Dr. Laurence Kirmayer

You have given an extraordinarily important example, not only because of how painful and how urgent the situation is, but also because it points to two blind spots in our way of thinking about these problems.

One is that a social structural problem, like a lack of housing, can have a profound effect on how people cope with situations. When the mental health system encounters that, it still tends to interpret it in terms of individual vulnerability and individual characteristics because those are the tools we have. There's a shift away from keeping the focus on the thing that needs to be changed structurally.

Equally, this becomes a problem in terms of social interventions. I think you're right when you say that the larger Canadian society—not only professionals but society as a whole—doesn't often have a very good picture of the real constraints and the tradeoffs in a small or remote community. These stories need to be brought forward so that people understand the kind of catch-22 that's built into the system and that demands a more flexible and appropriate response.

5:10 p.m.

NDP

Charlie Angus NDP Timmins—James Bay, ON

Thank you very much.

5:10 p.m.

Liberal

The Chair Liberal Andy Fillmore

I'm afraid we're now out of time for the panel discussion.
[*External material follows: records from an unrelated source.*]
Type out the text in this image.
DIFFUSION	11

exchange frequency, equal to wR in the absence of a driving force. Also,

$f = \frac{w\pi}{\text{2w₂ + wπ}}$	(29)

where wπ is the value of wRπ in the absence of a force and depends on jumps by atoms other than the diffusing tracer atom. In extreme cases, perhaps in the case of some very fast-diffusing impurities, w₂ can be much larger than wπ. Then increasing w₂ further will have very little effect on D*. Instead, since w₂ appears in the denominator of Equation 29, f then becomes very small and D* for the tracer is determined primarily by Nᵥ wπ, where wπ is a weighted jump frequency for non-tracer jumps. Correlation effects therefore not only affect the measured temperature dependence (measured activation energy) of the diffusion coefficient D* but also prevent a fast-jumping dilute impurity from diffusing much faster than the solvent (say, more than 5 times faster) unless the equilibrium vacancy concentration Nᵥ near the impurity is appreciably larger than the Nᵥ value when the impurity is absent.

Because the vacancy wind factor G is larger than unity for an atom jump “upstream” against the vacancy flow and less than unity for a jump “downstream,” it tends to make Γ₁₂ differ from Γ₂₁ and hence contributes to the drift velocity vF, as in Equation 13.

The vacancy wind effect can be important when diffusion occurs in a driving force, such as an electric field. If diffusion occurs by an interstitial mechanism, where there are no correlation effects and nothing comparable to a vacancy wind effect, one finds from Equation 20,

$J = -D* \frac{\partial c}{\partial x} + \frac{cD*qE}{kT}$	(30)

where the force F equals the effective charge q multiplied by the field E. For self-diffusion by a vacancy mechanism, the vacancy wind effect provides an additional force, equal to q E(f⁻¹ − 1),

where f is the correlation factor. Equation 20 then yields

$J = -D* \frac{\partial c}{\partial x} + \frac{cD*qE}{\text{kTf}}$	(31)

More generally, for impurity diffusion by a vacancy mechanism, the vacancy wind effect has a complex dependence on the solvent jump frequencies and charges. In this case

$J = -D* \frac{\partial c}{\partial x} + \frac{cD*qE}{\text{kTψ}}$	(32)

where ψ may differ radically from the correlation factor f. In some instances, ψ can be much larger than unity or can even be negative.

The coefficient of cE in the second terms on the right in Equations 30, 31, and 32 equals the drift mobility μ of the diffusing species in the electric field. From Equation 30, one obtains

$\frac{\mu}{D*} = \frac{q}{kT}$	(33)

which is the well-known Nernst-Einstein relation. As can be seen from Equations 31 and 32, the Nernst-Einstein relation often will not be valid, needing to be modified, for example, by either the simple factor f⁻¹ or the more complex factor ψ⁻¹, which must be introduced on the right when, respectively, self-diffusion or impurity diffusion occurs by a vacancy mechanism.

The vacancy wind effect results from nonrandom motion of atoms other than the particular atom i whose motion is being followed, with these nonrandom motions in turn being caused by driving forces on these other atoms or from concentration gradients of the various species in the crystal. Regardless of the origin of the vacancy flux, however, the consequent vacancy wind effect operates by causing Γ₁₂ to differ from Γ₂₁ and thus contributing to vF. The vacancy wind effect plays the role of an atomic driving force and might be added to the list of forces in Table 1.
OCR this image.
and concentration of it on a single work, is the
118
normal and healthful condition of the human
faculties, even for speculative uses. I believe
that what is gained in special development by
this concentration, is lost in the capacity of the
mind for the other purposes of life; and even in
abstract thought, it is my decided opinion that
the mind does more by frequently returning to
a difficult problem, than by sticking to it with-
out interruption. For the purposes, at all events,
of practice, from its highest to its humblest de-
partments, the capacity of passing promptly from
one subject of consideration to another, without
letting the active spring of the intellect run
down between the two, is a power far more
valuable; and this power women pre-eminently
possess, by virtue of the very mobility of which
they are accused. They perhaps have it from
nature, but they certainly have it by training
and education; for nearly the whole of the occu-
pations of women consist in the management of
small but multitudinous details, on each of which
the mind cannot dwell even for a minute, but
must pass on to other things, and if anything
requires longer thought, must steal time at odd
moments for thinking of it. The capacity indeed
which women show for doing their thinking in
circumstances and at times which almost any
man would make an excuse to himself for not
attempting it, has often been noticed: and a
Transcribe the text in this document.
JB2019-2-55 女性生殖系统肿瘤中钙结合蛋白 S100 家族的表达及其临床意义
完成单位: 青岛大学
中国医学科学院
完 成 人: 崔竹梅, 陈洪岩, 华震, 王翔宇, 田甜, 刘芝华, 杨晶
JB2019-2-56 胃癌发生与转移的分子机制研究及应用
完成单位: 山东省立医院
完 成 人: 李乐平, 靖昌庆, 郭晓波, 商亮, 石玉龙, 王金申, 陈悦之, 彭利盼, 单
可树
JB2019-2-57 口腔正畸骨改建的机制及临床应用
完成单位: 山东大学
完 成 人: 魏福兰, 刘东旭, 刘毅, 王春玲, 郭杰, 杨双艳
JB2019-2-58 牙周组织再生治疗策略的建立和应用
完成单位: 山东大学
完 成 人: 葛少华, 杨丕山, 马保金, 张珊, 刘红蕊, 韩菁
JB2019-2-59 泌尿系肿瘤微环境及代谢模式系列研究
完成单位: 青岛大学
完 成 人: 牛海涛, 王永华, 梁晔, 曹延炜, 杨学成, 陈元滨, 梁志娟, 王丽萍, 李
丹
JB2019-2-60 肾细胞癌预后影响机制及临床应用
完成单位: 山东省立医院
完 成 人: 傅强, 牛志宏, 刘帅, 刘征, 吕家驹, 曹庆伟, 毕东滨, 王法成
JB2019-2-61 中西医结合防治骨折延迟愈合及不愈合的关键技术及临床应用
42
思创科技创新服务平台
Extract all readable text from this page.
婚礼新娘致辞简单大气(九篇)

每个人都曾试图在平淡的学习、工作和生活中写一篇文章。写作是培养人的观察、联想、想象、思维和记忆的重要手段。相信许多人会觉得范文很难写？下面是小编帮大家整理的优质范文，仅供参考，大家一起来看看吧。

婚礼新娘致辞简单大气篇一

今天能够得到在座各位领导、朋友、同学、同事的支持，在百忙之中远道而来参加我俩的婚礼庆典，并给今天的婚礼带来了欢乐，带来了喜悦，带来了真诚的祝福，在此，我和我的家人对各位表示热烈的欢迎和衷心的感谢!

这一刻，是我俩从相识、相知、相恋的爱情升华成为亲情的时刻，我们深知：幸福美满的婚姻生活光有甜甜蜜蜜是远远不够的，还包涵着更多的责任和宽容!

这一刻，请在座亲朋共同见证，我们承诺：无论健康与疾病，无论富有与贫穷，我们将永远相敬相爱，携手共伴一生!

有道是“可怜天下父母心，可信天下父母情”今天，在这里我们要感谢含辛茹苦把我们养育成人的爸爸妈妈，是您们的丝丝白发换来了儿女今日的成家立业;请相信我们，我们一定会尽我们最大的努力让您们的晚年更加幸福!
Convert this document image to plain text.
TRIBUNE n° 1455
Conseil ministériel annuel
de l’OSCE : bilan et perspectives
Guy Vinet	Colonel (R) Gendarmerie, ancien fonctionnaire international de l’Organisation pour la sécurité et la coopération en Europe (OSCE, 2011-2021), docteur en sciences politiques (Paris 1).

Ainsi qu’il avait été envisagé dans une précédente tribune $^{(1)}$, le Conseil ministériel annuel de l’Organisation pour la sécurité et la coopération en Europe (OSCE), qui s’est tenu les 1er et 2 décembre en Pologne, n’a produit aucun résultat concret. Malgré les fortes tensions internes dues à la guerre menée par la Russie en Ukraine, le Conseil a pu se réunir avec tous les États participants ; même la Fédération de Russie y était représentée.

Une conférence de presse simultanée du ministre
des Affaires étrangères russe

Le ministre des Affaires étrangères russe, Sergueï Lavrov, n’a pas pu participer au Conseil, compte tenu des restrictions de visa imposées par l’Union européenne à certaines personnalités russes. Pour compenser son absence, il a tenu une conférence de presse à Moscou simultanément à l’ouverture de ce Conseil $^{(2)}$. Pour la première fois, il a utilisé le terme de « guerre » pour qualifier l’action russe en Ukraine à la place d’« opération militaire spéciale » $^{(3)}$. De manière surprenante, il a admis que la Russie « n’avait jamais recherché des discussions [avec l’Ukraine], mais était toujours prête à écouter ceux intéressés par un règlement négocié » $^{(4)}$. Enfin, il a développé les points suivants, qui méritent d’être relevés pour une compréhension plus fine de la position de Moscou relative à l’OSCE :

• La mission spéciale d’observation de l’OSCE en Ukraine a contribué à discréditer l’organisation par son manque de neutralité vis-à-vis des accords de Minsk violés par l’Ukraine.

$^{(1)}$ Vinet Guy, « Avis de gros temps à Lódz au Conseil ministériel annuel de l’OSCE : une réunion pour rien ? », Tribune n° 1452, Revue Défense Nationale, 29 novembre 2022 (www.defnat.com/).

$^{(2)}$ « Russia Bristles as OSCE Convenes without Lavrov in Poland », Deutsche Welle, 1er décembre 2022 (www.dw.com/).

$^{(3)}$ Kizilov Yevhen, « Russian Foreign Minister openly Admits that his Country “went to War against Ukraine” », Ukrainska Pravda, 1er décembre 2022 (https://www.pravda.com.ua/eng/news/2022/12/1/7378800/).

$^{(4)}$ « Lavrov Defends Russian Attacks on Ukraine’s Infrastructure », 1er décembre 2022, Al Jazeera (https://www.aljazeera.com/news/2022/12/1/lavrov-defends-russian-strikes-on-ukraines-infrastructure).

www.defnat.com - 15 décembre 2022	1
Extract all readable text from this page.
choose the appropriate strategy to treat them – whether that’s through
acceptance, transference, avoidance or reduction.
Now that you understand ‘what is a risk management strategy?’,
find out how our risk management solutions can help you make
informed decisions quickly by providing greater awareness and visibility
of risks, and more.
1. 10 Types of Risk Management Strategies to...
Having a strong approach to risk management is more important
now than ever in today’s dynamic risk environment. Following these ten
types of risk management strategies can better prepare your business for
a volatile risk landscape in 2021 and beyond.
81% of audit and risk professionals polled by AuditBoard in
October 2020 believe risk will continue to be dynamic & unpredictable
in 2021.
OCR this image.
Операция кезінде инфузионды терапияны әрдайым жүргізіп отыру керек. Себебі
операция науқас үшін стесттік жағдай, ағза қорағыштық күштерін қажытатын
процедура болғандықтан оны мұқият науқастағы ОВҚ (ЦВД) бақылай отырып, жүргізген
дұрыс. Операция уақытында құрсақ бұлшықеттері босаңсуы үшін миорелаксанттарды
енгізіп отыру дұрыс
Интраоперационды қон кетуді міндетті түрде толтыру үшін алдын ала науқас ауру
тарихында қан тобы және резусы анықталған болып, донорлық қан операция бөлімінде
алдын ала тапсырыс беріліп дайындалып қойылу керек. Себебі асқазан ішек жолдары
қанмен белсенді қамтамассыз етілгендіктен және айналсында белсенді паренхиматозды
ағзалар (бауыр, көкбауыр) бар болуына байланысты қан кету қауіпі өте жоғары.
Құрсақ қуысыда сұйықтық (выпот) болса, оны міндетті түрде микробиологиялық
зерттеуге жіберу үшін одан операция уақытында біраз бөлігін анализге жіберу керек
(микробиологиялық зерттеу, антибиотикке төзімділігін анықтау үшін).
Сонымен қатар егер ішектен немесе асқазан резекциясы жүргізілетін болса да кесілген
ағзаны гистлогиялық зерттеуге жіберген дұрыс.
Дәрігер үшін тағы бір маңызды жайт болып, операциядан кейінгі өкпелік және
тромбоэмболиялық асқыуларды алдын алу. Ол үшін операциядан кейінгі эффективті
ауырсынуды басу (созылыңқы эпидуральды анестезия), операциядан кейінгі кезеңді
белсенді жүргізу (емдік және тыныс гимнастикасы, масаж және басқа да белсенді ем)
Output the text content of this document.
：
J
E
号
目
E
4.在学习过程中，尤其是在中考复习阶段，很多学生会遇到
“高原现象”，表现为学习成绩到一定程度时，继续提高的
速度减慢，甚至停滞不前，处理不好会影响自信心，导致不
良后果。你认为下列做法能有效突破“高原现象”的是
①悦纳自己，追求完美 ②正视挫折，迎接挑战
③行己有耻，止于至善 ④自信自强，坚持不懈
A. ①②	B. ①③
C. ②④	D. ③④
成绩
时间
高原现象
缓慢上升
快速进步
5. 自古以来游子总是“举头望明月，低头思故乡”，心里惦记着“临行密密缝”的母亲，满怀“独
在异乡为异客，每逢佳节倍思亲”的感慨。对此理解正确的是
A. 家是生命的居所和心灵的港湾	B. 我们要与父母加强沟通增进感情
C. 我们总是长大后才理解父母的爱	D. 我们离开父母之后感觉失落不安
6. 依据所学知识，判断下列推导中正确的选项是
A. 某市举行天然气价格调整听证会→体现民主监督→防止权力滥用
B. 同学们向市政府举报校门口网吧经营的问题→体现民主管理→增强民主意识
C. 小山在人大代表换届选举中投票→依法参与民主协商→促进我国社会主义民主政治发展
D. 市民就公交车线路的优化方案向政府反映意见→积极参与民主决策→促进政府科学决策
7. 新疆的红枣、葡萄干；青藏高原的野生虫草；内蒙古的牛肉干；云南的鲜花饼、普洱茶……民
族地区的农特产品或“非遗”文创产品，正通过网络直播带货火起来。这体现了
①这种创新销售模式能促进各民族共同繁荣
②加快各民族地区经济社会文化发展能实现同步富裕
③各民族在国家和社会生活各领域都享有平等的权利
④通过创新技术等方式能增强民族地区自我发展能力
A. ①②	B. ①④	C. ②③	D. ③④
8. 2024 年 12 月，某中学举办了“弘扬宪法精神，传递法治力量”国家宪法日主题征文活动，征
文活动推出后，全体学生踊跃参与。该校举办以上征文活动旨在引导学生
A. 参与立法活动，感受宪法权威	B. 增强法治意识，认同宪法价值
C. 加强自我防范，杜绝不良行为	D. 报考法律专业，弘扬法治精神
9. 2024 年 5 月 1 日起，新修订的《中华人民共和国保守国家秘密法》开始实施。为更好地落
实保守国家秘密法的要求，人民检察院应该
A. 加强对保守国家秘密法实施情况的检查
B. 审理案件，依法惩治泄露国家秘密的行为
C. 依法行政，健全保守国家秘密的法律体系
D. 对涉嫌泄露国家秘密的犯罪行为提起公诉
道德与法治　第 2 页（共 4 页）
I want to thank you, Dr. Kirmayer, on behalf of all the committee members, for your well-considered and thoughtful testimony. It will be a wonderful help to us as we carry on.

5:10 p.m.

Professor and Director, Division of Social and Transcultural Psychiatry, McGill University, Director, Culture and Mental Health Research Unit, Institute of Community and Family Psychiatry, Jewish General Hospital, As an Individual

Dr. Laurence Kirmayer

Thank you. It was a privilege to take part.

5:10 p.m.

Liberal

The Chair Liberal Andy Fillmore

We're not going to suspend. I think we'll move right into committee business. We'll go in camera at this point.